Abstract

AbstractThis chapter examines the role of enforcement for capital adequacy regulation in US banking and securities markets. Very little is known about how enforcement works: What broken rules are being enforced? By whom? How serious are the violations? How effective is enforcement, which presumably should discourage others from breaking important capital rules? The data are from enforcement actions over the last 6 to 10 years by US regulators, who are unique in publishing them. Even though the capital adequacy rules differ for banks and securities firms, the approaches to enforcing them overlap enough to allow rough comparison. This chapter finds a very low number of formal enforcement actions.

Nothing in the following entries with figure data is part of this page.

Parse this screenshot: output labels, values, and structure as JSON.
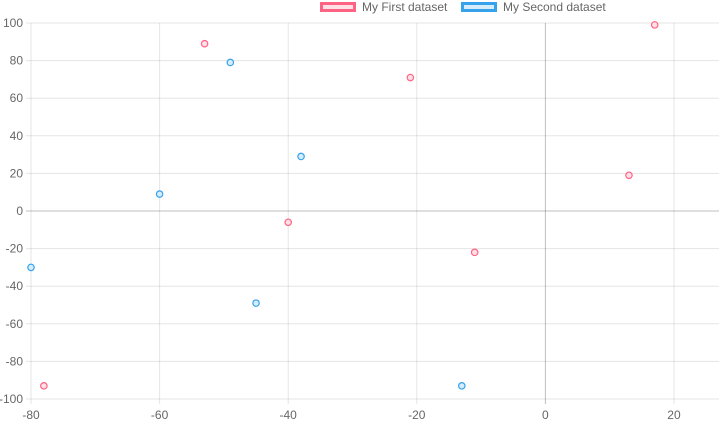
{
  "chart_data": {
    "type": "scatter",
    "title": "",
    "xlabel": "",
    "ylabel": "",
    "xlim": [
      -80,
      27
    ],
    "ylim": [
      -100,
      100
    ],
    "x_ticks": [
      -80,
      -60,
      -40,
      -20,
      0,
      20
    ],
    "y_ticks": [
      -100,
      -80,
      -60,
      -40,
      -20,
      0,
      20,
      40,
      60,
      80,
      100
    ],
    "x_tick_labels": [
      "-80",
      "-60",
      "-40",
      "-20",
      "0",
      "20"
    ],
    "y_tick_labels": [
      "-100",
      "-80",
      "-60",
      "-40",
      "-20",
      "0",
      "20",
      "40",
      "60",
      "80",
      "100"
    ],
    "grid": true,
    "legend_position": "top",
    "series": [
      {
        "name": "My First dataset",
        "border_color": "#ff6384",
        "fill_color": "#ffe0e6",
        "points": [
          {
            "x": -78,
            "y": -93
          },
          {
            "x": -53,
            "y": 89
          },
          {
            "x": -40,
            "y": -6
          },
          {
            "x": -21,
            "y": 71
          },
          {
            "x": -11,
            "y": -22
          },
          {
            "x": 13,
            "y": 19
          },
          {
            "x": 17,
            "y": 99
          }
        ]
      },
      {
        "name": "My Second dataset",
        "border_color": "#36a2eb",
        "fill_color": "#d7ecfb",
        "points": [
          {
            "x": -80,
            "y": -30
          },
          {
            "x": -60,
            "y": 9
          },
          {
            "x": -49,
            "y": 79
          },
          {
            "x": -45,
            "y": -49
          },
          {
            "x": -38,
            "y": 29
          },
          {
            "x": -13,
            "y": -93
          }
        ]
      }
    ]
  }
}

Most target the small firms or individuals, not the big firms. Formal actions are particularly rare against the largest banks and securities firms, those that pose the greatest threat to the financial system. All but one of the capital adequacy violations resulted from fraud, theft, or other forms of operational risk. Only one resulted from credit risk. The chapter examines possible explanations of the findings, such as the relatively strong economy during much of the period and the possibility that very effective supervision catches almost all firms before their capital falls too low. Evidence from case studies of failed banks suggests that supervisors need to do a better job relating a bank's apparently adequate capital to its risk exposure, and to force banks to implement proposals regulators make to remedy deficiencies. Perhaps the very limited enforcement against large firms reflects a regulatory bias in their favor rather than their underlying strength and adequate capital.